Acte III - Scène XI



Les Mêmes, Mongicourt, puis Gabrielle

Mongicourt (passant la tête par l'embrasure des rideaux de la baie et appelant à voix basse )
Eh ! Petypon ?

Petypon (bondissant )
Nom d'un chien, l'autre ! (Se précipitant vers Mongicourt, et bas.)
Oui, oui ! ça va bien ! je suis en train ! Va, je t'appellerai !

Mongicourt (à mi-voix )
Enfin, dépêche-toi !

Petypon
Mais va donc ! puisque je te dis que je suis en train !
(Il le repousse dans la pièce du fond.)

Le Général (qui rangeait les épées, se retournant )
Qu'est-ce que c'est ?

Petypon (se retournant vivement en tenant les deux rideaux fermés derrière lui )
Rien !… un malade !… un malade qui s'impatiente !… Oh ! il peut attendre !… c'est une maladie chronique !
(Il redescend et gagne n° 1 devant le canapé.)

Gabrielle (Voix de)
Dans le cabinet de monsieur ? Le Général ? Bon !

Le Général (allant à Petypon )
Oh ! on vient de ce côté !… Ca doit être ta femme. Tu ne vas pas recommencer comme tout à l'heure ?

Petypon (voyant entrer Gabrielle )
Nom d'une pipe ! Gabrielle ! v'là ce que je craignais !

Le Général (se retournant et reconnaissant Gabrielle )
Allons, bon ! encore la folle.

Gabrielle (allant, toute sautillante, jusqu'au général )
Vous m'avez fait demander, général ?

Le Général (avec un haussement d'épaules, passant devant Gabrielle et gagnant la droite )
Mais non, madame ! Mais non !

Petypon (faisant passer sa femme n° 1 )
Non, non ! c'est une erreur !… Va dans ta chambre ! va dans ta chambre.

Le Général (debout devant le fauteuil extatique, à part )
Il se tutoient !

Gabrielle (à Petypon )
Mais non !… Etienne m'a dit que le général me priait de venir dans ton cabinet.

Le Général (éclatant de rire )
Non ? Ah ! quel idiot ! (Se laissant tomber sur le fauteuil extatique en se tordant de rire.)
Il m'envoie madame Mon… Mongiletcourt…

Petypon (voyant le général sur le fauteuil )
Oh !

Gabrielle (devant le canapé )
Qu'est-ce qu'il dit ?

Le Général (tandis que Petypon en catimini s'élance derrière le fauteuil extatique )
… quand je l'ai chargé de faire venir madame Pet…
Le général reçoit le choc électrique et reste figé et souriant : c'est que Petypon, vivement, a frappé sur le bouton du fauteuil et que le fluide opère.

Petypon (à part, tout en s'éloignant, de l'air le plus détaché du monde )
Ouf !
(Les pouces dans l'emmanchure du gilet, il gagne avec un air détaché jusqu'au-dessus du canapé et va s'asseoir sur le bras gauche de ce dernier.)

Gabrielle (qui n'a pas vu tout le manège de son mari, tournée qu'elle est vers l'avant-scène gauche, au bout de six ou sept secondes, étonnée de ne plus entendre le général, se retournant de son côté )
Ah ! mon Dieu !… le général ! vois donc !…
(Tout en parlant, instinctivement, elle s'est élancée vers le général.)

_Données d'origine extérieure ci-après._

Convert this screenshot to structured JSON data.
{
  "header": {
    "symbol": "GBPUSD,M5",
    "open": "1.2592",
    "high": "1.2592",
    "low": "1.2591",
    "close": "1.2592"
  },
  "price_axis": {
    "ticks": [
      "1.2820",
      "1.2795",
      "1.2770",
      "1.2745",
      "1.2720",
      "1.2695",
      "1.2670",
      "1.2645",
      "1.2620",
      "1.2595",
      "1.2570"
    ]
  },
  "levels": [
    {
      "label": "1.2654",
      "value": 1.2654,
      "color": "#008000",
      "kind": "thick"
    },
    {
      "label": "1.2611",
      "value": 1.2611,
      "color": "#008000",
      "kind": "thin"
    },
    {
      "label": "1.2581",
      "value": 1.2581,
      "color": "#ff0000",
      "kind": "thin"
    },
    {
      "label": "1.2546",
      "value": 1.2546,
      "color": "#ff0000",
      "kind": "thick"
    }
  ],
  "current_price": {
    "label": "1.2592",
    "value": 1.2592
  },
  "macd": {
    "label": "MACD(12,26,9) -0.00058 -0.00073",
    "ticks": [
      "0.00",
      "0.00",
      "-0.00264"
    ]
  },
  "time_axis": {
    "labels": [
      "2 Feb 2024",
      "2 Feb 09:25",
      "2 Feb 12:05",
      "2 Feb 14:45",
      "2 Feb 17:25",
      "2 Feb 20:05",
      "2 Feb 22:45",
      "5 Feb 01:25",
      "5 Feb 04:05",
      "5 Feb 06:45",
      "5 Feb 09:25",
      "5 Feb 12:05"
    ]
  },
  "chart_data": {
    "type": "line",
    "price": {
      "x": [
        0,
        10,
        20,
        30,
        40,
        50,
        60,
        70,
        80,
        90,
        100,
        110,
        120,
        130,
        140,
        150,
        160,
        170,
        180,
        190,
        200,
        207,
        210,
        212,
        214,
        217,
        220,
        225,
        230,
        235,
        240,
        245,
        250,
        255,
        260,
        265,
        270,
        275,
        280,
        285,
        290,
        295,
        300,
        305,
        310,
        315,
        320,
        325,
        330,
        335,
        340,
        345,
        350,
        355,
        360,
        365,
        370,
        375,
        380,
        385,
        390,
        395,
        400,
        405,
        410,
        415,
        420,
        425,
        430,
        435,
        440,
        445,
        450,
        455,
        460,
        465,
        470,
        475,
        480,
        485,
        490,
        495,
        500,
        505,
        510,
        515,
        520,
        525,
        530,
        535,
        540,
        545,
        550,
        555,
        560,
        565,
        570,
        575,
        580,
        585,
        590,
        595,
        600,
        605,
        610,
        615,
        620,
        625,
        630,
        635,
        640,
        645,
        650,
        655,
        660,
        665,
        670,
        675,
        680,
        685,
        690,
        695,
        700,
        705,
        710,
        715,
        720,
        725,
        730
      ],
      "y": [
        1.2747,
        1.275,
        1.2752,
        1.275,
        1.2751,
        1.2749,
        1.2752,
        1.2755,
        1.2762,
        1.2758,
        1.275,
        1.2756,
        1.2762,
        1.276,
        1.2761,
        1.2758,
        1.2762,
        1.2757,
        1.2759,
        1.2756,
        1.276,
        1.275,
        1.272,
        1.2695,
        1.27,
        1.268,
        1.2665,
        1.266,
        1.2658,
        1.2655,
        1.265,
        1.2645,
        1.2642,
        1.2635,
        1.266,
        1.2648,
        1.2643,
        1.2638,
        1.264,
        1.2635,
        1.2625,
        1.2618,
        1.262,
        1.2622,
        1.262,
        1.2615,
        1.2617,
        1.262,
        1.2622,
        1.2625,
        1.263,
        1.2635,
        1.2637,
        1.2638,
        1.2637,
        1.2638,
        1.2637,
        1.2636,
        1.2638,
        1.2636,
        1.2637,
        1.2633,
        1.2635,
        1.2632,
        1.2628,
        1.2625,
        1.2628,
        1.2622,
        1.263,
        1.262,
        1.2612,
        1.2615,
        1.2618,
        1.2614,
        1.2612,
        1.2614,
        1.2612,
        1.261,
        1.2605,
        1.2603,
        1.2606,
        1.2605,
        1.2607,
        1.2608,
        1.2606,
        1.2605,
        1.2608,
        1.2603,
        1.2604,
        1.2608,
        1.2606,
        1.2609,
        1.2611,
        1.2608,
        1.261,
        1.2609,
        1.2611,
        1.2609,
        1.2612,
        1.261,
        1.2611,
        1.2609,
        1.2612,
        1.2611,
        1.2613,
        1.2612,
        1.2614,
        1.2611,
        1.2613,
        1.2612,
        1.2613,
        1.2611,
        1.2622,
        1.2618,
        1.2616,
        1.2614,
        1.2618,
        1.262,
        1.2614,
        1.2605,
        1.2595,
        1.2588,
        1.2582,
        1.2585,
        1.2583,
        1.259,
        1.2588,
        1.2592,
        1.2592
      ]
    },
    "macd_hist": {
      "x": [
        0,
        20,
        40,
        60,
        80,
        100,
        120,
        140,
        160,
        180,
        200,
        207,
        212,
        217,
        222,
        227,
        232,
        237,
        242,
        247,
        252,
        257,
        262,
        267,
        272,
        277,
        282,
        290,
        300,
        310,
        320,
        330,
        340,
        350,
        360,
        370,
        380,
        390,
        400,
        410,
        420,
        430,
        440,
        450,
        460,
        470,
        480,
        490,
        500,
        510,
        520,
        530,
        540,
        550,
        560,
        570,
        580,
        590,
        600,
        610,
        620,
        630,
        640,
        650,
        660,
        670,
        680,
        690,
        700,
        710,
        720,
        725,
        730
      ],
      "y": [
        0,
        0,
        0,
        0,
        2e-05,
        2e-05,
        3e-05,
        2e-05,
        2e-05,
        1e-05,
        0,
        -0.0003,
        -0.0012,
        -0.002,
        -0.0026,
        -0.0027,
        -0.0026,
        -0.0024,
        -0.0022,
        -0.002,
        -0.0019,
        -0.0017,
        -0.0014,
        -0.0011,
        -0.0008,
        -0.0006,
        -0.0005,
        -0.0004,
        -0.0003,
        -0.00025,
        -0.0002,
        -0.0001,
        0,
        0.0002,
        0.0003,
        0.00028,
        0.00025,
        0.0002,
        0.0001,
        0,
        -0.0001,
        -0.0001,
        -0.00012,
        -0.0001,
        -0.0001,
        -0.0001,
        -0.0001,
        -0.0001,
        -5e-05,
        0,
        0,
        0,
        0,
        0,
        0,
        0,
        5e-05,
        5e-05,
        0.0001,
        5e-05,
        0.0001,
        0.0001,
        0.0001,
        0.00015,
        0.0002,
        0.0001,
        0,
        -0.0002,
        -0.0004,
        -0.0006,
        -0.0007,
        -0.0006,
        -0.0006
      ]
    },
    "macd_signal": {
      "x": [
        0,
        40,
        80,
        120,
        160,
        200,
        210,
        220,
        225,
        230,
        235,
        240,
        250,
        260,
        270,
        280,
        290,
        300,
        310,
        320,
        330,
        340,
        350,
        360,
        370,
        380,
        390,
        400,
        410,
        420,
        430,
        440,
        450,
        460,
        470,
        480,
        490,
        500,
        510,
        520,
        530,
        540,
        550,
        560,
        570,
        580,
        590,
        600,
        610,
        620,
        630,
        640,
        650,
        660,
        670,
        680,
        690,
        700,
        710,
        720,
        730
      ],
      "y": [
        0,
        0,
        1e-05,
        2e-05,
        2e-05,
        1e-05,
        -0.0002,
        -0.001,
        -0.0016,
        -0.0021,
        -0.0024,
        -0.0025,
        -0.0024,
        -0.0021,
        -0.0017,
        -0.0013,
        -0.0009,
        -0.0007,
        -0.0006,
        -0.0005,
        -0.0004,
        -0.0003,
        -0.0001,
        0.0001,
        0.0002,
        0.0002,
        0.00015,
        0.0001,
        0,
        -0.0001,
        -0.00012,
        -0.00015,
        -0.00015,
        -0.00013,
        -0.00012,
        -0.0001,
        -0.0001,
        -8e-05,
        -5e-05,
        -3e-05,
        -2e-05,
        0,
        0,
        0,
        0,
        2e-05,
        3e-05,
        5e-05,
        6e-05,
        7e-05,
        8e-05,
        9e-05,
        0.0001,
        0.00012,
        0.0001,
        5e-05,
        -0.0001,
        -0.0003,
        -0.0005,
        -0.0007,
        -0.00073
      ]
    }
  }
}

Petypon (sans se retourner )
Quoi ?

Gabrielle (à peine a-t-elle touché l'épaule du général, recevant la commotion )
Ah !
(Elle reste figée, le sourire aux lèvres, la main gauche sur l'épaule du général, la droite en l'air, le corps bien face au public. Un temps de quatre ou cinq secondes.)

Petypon (sans se retourner )
Eh ben ! quoi ? que je voie quoi ? (N'obtenant pas de réponse, il se retourne et apercevant sa femme en état d'extase.)
Gabrielle ! qu'est-ce que tu fais ?
(Il se précipite vers elle, instinctivement lui aussi, l'attrape par le bras, et, subissant le fluide, glisse à terre par la force de l'élan, et reste figé sur place, les jambes allongées parallèlement à la rampe, la main gauche tenant toujours le bras de sa femme ; la main droite appuyée à terre. Huit ou neuf secondes se passent ainsi. Se baser pour cela sur l'intensité et la durée de l'effet, attendre le descrescendo du rire.)